Rien ne les empêche d'exercer leur droit de citoyen : ils peuvent tout à fait s'absenter pendant une heure pour aller voter, et leur employeur ne peut pas s'y opposer. Il peut être difficile d'aller voter si l'on travaille le dimanche, car les bureaux de vote ouvrent à 8h et ferment à 19h, dans la majorité des villes, soit sur les heures de bureau. Mais une loi permet depuis quelques années d'aller déposer son bulletin dans l'urne, et ce, même si votre bureau de vote est loin de votre travail.
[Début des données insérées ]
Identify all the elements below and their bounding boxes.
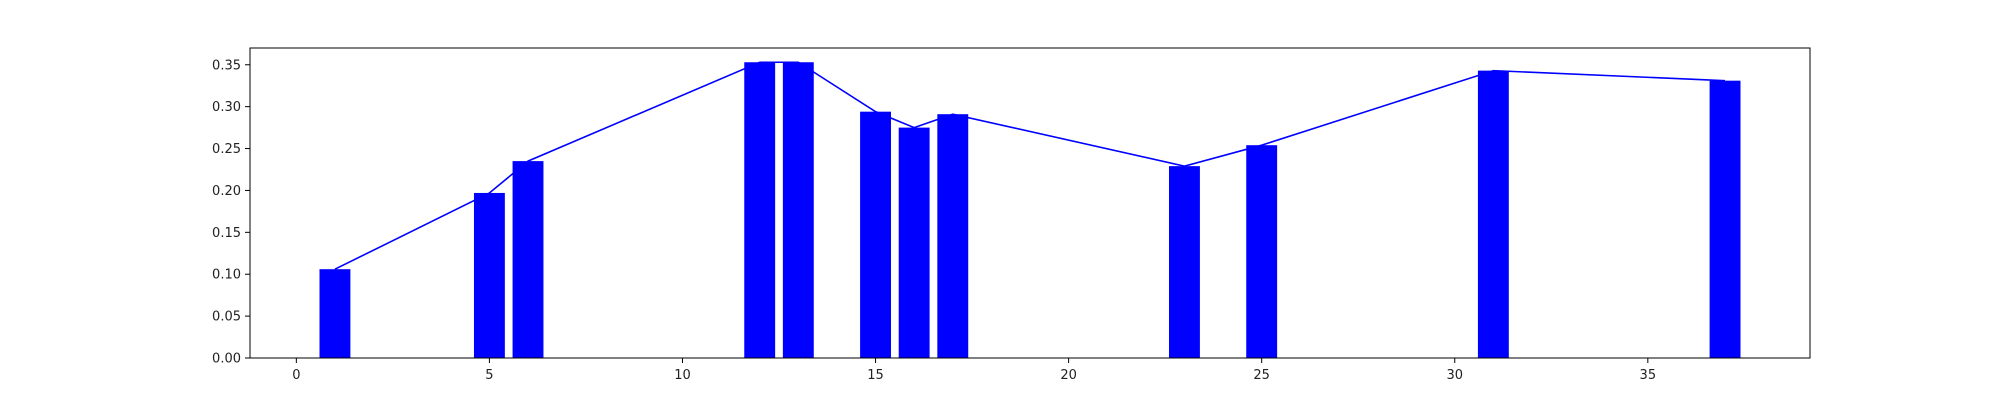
bar bbox=[512, 161, 544, 358]
x-tick-label: 15 bbox=[867, 368, 884, 383]
bar bbox=[319, 269, 351, 358]
plot-area-frame bbox=[249, 47, 1811, 359]
trend-line bbox=[334, 61, 1726, 270]
y-tick-label: 0.05 bbox=[212, 310, 241, 325]
bar bbox=[1709, 80, 1741, 359]
x-tick-label: 25 bbox=[1253, 368, 1270, 383]
y-tick-label: 0.30 bbox=[212, 100, 241, 115]
x-tick-label: 5 bbox=[485, 368, 493, 383]
y-tick-label: 0.20 bbox=[212, 184, 241, 199]
bar bbox=[1169, 166, 1200, 358]
y-tick-label: 0.10 bbox=[212, 268, 241, 283]
bar bbox=[937, 114, 969, 359]
x-tick-label: 30 bbox=[1446, 368, 1463, 383]
bar bbox=[782, 62, 814, 358]
bar bbox=[1246, 145, 1278, 358]
x-tick-label: 35 bbox=[1640, 368, 1657, 383]
line-series bbox=[334, 61, 1726, 270]
bar bbox=[473, 192, 505, 358]
x-axis-ticks: 0 5 10 15 20 25 30 35 bbox=[292, 358, 1656, 383]
bar bbox=[1477, 70, 1509, 359]
y-axis-ticks: 0.00 0.05 0.10 0.15 0.20 0.25 0.30 0.35 bbox=[212, 58, 250, 367]
y-tick-label: 0.00 bbox=[212, 352, 241, 367]
x-tick-label: 20 bbox=[1060, 368, 1077, 383]
y-tick-label: 0.15 bbox=[212, 226, 241, 241]
y-tick-label: 0.35 bbox=[212, 58, 241, 73]
bar bbox=[860, 111, 891, 358]
bar-series bbox=[319, 62, 1741, 359]
x-tick-label: 0 bbox=[292, 368, 300, 383]
bar bbox=[744, 62, 776, 358]
bar bbox=[898, 127, 930, 358]
y-tick-label: 0.25 bbox=[212, 142, 241, 157]
x-tick-label: 10 bbox=[674, 368, 691, 383]
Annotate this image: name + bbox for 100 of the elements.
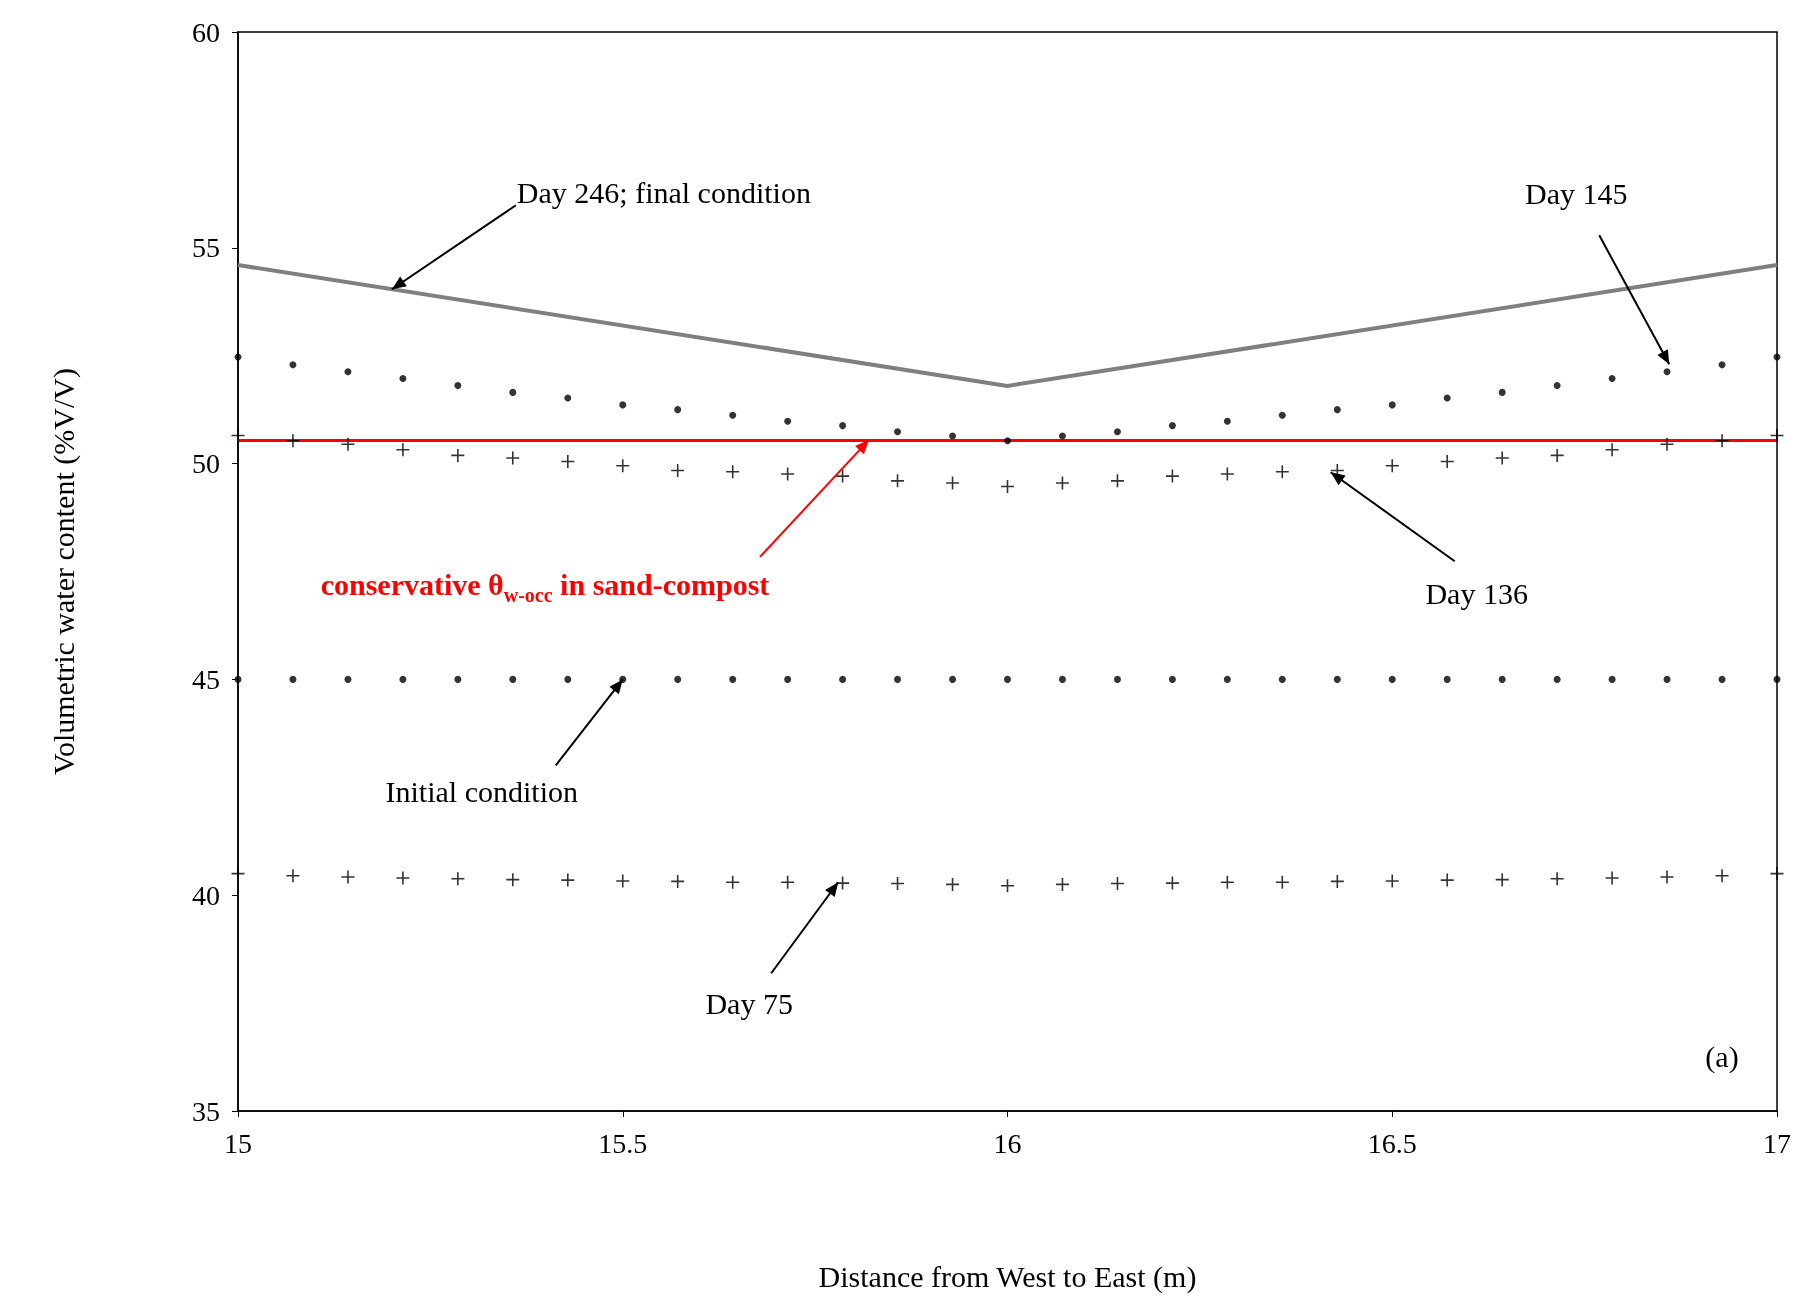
- point: [505, 872, 521, 887]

Cette loi n°2015-990 du 6 août 2015, dite Loi Macron, est passée lorsque ce dernier était encore ministre de l’Économie, lors du mandat de François Hollande. Elle indique que l’employeur doit permettre à ses salariés qui travaillent le week-end de pouvoir aller voter lors "des scrutins nationaux et locaux lorsque ceux-ci ont lieu le dimanche" et doit même "prendre toutes les mesures nécessaires" pour cela.
Ces mesures peuvent être un réaménagement du planning, des horaires avancés ou écourtés, une pause dédiée au vote pendant la journée, un roulement... Mais l'absence du salarié implique donc qu'il ne sera pas rémunéré pendant l'heure où il sera parti voter, puisque ce n'est pas du temps de travail effectif.